There is often extreme pressure from some senior staff members that may even demand to be in attendance.  If that occurs, then you have an opportunity to clarify the objective of the event review and separate out any objectives that the senior staff member may have.  You can provide them a ‘separate’ session and review the output of the event review—work to maintain the event review for just those that were directly involved.  At the same time, respect the needs of your senior management—it’s the ‘wants’ that you need to manage.  And yes, there have been many times that I have been in that situation and almost fearing my own job by not allowing my boss to attend an event review.  And I remember a number of times being requested for a name because someone’s head had to roll.  Again, we need to separate the management issues from the event review process. 

Agenda
Begin by documenting the timeline of actions/events related to the event.   What steps were taken leading up to the event?  Was the plan followed?  What validation occurred?  Literally document all activities leading up to the event as well as during the event and the steps that closed the event.   In the case of outages, often time is spent during the restoral of service to try and re-engineer something or fix something else that delays the restoral of service.  Flush those activities out during the review.

Once you have the timeline documented, you now focus on 3 key things:  1-Do we know ‘what’ was the root cause of the outage.   2- ‘What’ can be done to prevent the outage from happening again.  3-If it does happen again, ‘what’ can be done to resolve it quicker?  
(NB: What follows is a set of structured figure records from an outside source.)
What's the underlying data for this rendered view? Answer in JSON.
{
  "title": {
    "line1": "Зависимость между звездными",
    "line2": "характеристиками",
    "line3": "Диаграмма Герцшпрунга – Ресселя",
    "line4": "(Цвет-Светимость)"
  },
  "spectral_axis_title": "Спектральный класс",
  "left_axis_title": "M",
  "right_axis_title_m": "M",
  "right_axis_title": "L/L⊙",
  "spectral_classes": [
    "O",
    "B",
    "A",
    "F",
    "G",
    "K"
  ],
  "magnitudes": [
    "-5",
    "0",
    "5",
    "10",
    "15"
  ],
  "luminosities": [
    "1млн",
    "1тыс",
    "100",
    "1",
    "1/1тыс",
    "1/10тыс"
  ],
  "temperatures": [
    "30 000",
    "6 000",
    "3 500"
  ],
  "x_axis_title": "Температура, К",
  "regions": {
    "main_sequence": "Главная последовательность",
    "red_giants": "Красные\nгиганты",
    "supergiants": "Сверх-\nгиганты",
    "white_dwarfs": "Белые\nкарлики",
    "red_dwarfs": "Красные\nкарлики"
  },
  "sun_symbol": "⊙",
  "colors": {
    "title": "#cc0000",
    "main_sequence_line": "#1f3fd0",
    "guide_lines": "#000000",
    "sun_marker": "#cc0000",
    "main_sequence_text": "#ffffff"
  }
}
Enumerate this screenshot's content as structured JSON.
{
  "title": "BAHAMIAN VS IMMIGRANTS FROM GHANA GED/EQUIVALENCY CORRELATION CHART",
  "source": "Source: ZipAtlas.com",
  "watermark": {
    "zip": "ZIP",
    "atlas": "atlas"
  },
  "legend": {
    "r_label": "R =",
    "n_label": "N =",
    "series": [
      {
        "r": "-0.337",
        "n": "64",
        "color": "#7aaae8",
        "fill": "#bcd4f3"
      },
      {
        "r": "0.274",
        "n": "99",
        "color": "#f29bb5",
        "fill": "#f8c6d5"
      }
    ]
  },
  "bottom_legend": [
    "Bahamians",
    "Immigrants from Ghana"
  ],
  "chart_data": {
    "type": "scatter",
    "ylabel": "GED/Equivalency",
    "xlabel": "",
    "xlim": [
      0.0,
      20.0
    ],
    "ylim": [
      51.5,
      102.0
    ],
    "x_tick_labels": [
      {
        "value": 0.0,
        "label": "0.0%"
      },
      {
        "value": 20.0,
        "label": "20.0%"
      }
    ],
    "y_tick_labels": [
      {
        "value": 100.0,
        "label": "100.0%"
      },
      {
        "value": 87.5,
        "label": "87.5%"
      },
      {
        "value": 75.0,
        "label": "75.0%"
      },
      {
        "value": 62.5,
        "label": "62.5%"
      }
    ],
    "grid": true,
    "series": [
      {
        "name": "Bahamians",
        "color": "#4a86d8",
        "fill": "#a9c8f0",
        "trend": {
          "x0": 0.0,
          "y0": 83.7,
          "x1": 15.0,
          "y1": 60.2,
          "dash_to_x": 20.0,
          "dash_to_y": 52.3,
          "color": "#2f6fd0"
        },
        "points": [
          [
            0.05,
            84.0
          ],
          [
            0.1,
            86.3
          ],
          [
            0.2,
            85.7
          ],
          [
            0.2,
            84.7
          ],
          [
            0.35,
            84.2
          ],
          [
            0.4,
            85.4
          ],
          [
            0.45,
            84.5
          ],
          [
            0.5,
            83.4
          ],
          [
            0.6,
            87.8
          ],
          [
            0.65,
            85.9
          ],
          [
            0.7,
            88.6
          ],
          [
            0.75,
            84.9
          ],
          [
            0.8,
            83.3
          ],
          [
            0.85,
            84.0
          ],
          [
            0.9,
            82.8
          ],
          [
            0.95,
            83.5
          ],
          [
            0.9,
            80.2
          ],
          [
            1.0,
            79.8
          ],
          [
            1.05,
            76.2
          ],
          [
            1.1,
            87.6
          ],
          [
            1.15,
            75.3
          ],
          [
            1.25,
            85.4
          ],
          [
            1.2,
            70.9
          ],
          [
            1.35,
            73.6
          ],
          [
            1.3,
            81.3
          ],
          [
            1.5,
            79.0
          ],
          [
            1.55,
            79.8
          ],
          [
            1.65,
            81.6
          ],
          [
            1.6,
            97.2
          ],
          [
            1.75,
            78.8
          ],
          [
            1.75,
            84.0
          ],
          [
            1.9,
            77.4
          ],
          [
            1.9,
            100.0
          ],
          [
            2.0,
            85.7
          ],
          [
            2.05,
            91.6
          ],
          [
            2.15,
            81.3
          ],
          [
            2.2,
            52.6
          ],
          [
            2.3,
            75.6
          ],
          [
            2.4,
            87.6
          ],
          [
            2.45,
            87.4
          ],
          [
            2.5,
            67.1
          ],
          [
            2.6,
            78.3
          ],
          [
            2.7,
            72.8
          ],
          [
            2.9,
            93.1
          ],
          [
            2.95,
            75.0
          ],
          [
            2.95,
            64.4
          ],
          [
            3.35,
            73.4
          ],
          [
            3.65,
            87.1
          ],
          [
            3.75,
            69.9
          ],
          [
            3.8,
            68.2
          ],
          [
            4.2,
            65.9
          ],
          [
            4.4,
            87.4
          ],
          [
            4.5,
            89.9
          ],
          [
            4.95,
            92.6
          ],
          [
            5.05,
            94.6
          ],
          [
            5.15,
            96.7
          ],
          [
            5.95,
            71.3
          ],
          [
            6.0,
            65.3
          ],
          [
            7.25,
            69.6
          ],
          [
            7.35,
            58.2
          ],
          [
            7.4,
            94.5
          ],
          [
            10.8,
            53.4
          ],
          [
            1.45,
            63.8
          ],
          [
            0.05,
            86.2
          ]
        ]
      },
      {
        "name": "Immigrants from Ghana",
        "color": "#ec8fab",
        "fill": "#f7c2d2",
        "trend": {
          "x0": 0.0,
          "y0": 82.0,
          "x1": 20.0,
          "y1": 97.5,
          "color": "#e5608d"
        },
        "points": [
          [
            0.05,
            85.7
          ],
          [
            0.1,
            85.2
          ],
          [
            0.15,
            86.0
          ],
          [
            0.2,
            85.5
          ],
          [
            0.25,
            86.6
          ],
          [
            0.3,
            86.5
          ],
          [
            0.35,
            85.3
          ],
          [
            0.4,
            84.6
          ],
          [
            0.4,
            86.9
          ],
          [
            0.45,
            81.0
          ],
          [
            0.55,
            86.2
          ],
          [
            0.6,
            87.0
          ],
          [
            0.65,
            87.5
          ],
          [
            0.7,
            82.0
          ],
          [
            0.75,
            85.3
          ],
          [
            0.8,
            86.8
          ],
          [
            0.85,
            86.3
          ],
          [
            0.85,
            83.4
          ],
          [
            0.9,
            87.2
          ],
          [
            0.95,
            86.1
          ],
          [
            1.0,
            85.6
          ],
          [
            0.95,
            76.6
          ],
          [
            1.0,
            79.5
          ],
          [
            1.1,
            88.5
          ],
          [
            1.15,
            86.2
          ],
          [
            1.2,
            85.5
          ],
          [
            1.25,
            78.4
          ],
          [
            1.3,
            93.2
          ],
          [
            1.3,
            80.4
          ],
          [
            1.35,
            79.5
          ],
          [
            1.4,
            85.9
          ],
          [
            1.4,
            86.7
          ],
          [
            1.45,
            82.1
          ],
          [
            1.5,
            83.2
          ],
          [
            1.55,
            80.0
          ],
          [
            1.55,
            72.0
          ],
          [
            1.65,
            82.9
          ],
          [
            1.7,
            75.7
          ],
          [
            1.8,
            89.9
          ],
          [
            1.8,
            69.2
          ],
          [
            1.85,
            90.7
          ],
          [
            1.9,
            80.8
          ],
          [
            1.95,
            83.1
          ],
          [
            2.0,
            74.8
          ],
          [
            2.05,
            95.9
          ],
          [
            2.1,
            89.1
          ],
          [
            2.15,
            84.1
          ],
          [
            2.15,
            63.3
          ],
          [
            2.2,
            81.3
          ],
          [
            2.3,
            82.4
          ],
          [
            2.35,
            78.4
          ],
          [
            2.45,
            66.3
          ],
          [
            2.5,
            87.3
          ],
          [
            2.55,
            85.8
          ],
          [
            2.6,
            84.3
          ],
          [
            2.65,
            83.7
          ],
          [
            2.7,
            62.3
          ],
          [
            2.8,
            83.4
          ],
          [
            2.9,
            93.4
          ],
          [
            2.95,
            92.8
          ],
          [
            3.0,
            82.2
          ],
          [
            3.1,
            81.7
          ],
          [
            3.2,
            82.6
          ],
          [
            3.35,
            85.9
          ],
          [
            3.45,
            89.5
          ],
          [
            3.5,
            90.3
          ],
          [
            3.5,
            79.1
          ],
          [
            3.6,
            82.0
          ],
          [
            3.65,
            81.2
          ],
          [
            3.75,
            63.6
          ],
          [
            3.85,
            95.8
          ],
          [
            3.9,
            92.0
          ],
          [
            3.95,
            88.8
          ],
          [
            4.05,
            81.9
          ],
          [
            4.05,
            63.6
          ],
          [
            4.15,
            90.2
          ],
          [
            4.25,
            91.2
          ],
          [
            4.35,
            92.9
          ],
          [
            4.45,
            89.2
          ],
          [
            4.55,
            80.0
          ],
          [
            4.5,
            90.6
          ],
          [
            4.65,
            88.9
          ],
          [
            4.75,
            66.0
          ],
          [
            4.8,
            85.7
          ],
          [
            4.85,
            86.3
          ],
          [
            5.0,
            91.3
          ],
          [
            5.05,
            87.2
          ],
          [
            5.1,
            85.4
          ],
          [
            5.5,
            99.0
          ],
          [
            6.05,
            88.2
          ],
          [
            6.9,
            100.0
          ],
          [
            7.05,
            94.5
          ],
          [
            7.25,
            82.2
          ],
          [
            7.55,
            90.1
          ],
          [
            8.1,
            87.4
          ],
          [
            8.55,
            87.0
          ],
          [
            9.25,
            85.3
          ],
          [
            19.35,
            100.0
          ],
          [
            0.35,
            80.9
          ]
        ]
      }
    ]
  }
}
After you have documented these areas, specific action items for each area must be captured with specific timeframes and owners and a process to follow up on the action items must be in place.  If you leave the event review without action items, you will not see the improvements.  The action items must be meaningful and have a documented benefit.  It is better to have fewer quality action items that can be achieved.  Giving someone an unreasonable action item that can’t be completed will mean you’ll get a lot of bad reports on status.  Follow and close out all your action items—it will be a negative reflection on your management team if action items continue without closure.

A final item to cover in the agenda is key learnings from the event.  This is best done at the end of the session.  You should open this topic with an overall summary of the event based on the prior agenda items and then step back and open up the discussion for some observations from the group.   This dialogue is often the most beneficial as it can provide great insights into the group and what they really learned from the event.  Don’t interrupt!  Let the participants speak and engage each other—just observe and then document the summary of the key learnings!

Always stick to the agenda and keep the discussion focused at the right level.  Try and keep the session crisp and to 1 to 1 ½  hours.  Separate meetings can be used to drill down on further analysis if required or designing solutions to re-engineer something.  That activity should not be done in the event review but rather, can be assigned as an action item.

I can’t say enough about the importance of building the foundation of the event review around the ‘what’ rather than the ‘who’.  When you use this review to zero in on the ‘who done it’ you will lose the openness and candor so important for continual process improvement.   Follow up with individuals is necessary, just be careful not to use the event review process as the vehicle.  Otherwise your ‘event review’ will be perceived as a visit to the principal’s office and that means people stop talking and only tell you what they think you need to know.

Another negative factor will occur when people feel they will get in trouble if they are mentioned in the event review is that they will spend more time pointing fingers and doing what they can to ensure the finger isn’t pointed at them.  Again, another unproductive activity that brings negativity into your environment and must be replaced with a true focus on the business!

The event review is truly a powerful tool that can help you mature your organization.  To do that you must prioritize the long term benefits over the short term witch hunts!